Seite 6 von 6
Re: Die Heilkraft des Todes
Verfasst: 13.01.2012 13:10
von Trebron
Habe ich in den letzten Tagen im Radio gehört:
http://www.google.de/search?q=Kanibalis ... channel=np
http://www.ardmediathek.de/ard/servlet/ ... Id=9221454
http://www.allgemeine-zeitung.de/region ... 534435.htm
Da kann man sich die Artikel dazu aussuchen.
Da war es wohl erstmal die Not und dann vielleicht schon Gewohnheit
Hier wird z.B. vom 30-jährigen Krieg gesprochen.
Re: Die Heilkraft des Todes
Verfasst: 14.02.2013 18:04
von ulfr
Eine(r) von sechs ...
http://www.livescience.com/27055-neolit ... lence.html
Aber das ist immer auch eine Sache der Datensammlung.
Wenn ich mal ne Freikarte für einen Tag Vergangenheit bekäme ... ins Neolithikum wollte ich nicht unbedingt ....
Re: Die Heilkraft des Todes
Verfasst: 03.05.2013 09:41
von Blattspitze
"Christen aßen Jungfrau" - Hungerkannibalismus bei den Pilgrims?
Archaeologists excavating a rubbish pit at the site of the Jamestown colony in Virginia, US, have found the first physical evidence of cannibalism among the desperate population, corroborating written accounts left behind by witnesses.
Cut marks on the skull and skeleton of a 14-year-old girl show that her flesh and brain were removed, presumably to be eaten by the starving colonists during the harsh winter of 1609 at the first permanent English settlement in the Americas.
http://www.scmp.com/news/world/article/ ... aeologists
Re: Die Heilkraft des Todes
Verfasst: 03.05.2013 13:45
von Trebron
Der Artikel stand heute in unserer Tageseitung und gestern schon auf FB
Hungerkannibalismus gab es auch in jüngerer Zeit:
http://www.allgemeine-zeitung.de/region ... 534435.htm
oder bei dem Flugzeugabsturtz in den Anden.
Ich frage mich, was wir tun würden, in einer Extremsituation, die wir uns vllt im Moment gar nicht vorstellen können.
Re: Die Heilkraft des Todes
Verfasst: 30.03.2015 11:08
von ulfr
http://news.sciencemag.org/archaeology/ ... their-dead
"The bones of at least 22 Neolithic people, many of them children, have been identified in Italy’s Scaloria Cave.
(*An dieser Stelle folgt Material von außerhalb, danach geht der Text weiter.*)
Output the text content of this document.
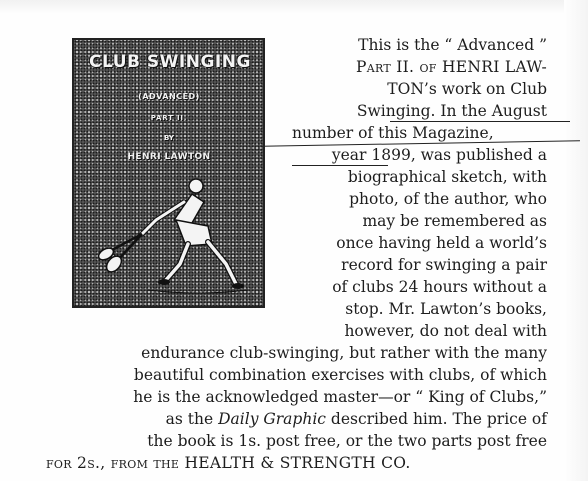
CLUB SWINGING
(ADVANCED)
PART II.
BY
HENRI LAWTON
This is the “ Advanced ”
Part II. of HENRI LAW-
TON’s work on Club
Swinging. In the August
number of this Magazine,
year 1899, was published a
biographical sketch, with
photo, of the author, who
may be remembered as
once having held a world’s
record for swinging a pair
of clubs 24 hours without a
stop. Mr. Lawton’s books,
however, do not deal with
endurance club-swinging, but rather with the many
beautiful combination exercises with clubs, of which
he is the acknowledged master—or “ King of Clubs,”
as the Daily Graphic described him. The price of
the book is 1s. post free, or the two parts post free
for 2s., from the HEALTH & STRENGTH CO.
The cave, located in southeastern Italy, is filled with stalactites and offers “the first well-documented case for early farmers in Europe of people trying to actively deflesh the dead,” John Robb of the University of Cambridge told Science Magazine"
Re: Die Heilkraft des Todes
Verfasst: 28.03.2017 07:17
von Blattspitze
Nachweise für rituellen Kannibalismus im mesolithischen Spanien?
Identifying cannibalism is a tricky business, for both cultural and scientific reasons. First, we don't want to believe our ancestors ate each other, and second, distinguishing signs of cooking and eating from other kinds of damage that bones can suffer over thousands of years buried in a cave is difficult. Morales-Pérez and his team spent several years analyzing the bones, and they identified several telltale signs that point to cannibalism. They were guided in this investigation by previous work from a paper by Bruno Bulestin of the University of Bordeaux. He lays out this technical rubric:
...
(1) Direct proof: the presence of human bones within human coprolites or the identification of human bites on human bones.
(2) Indirect proof: mainly cooking or pot polish marks.
(3) First-order primary criteria: anthropogenic fracture and differential anatomical representation (if this anomalous representation is not related to post-depositional processes but to the functional exploitation of the bones).
(4) Second-order primary criteria: mainly cut marks.
(5) Secondary criteria that are not directly related to functional exploitation: position and preservation of the bones and presence of burned bones.
...
The researchers found evidence to fit all these criteria, minus the coprolites.